Bond market is not buying Central Banks' “Fake it till you make it” strategy
Local market repeated the same cycle as yesterday by starting positive for an hour and then fading through the day but managed to deliver a late recovery to finish flat. Retail and Health Care were the outperformers that held it together.
The market sentiment was all over the place. Bond market has started to consolidate after US inflation data while Central Banks are sticking to their fake/core inflation that allows them to keep rates lower forever. The real inflation moved from 1.4% to 1.7% while the core inflation was subdued. Central Banks have removed all connections to reality over the decades by removing property prices, commodity prices, food prices and energy prices out of the core inflation. I am pretty certain most of the population wishes they can do the same by removing all of those costs from their budget but they can’t. Similarly, most corporates are going to be reporting higher costs in 2021 as inflation is real. Central Banks may be able to stick to fake inflation to justify the fake rates but economy does not function on alternative facts. Economy is real and costs are real. Central Banks use fake inflation to keep fake rates lower for longer to keep economic cycles at bay and maintain asset bubbles longer. Everything comes at a cost. The longer the fake cycles are being played out, the bigger the economic mess being created into the future and longer the returns are being stolen from savers/retirees. The bond market is not buying the fake inflation and fake rates anymore. US 10 year bond yield is consolidating in a trading range where historical trend suggest a cycle above 2% is likely in the next few months. Given that we are cycling weak periods, inflation is likely to beat 3-4% in the next few months and bond yields are likely to chase that and move above 2%. What is the Central Bank threshold that breaks the alternative fact bubble and force them to act? Bond market is going to find out!!!

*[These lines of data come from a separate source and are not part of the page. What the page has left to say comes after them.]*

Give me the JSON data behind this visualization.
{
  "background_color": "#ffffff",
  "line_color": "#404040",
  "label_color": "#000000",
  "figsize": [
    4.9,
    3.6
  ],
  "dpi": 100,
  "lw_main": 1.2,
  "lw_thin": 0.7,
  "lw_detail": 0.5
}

Comments on US market last close
US market higher on opening up with RUSSELL and DOW leading while NASDAQ was flat. Inflation data was recovering as expected and that will raise cost for households and corporates while core inflation was timid. If you remove asset price and commodity inflation out, things are going to be timid when you have high unemployment. Not that central banks were going to move on rates anyway. The inflation data remains in trend to push bond yields above 2% in the next few months. Treasury issuance was not a total disaster as it could have been. Bonds and USD ticked lower while commodities ticked higher. Gold is starting to move with inflation. Tech was the only red sector while Energy and Banks were the best. Stimulus just needs president's tick while infrastructure chat has started. Reddit groups were back at popping and collapsing stocks.
Remain nimble, contrarian and cautiously pragmatic with elevated global macro risks!!! Buckle up...it’s going to get bumpy!!!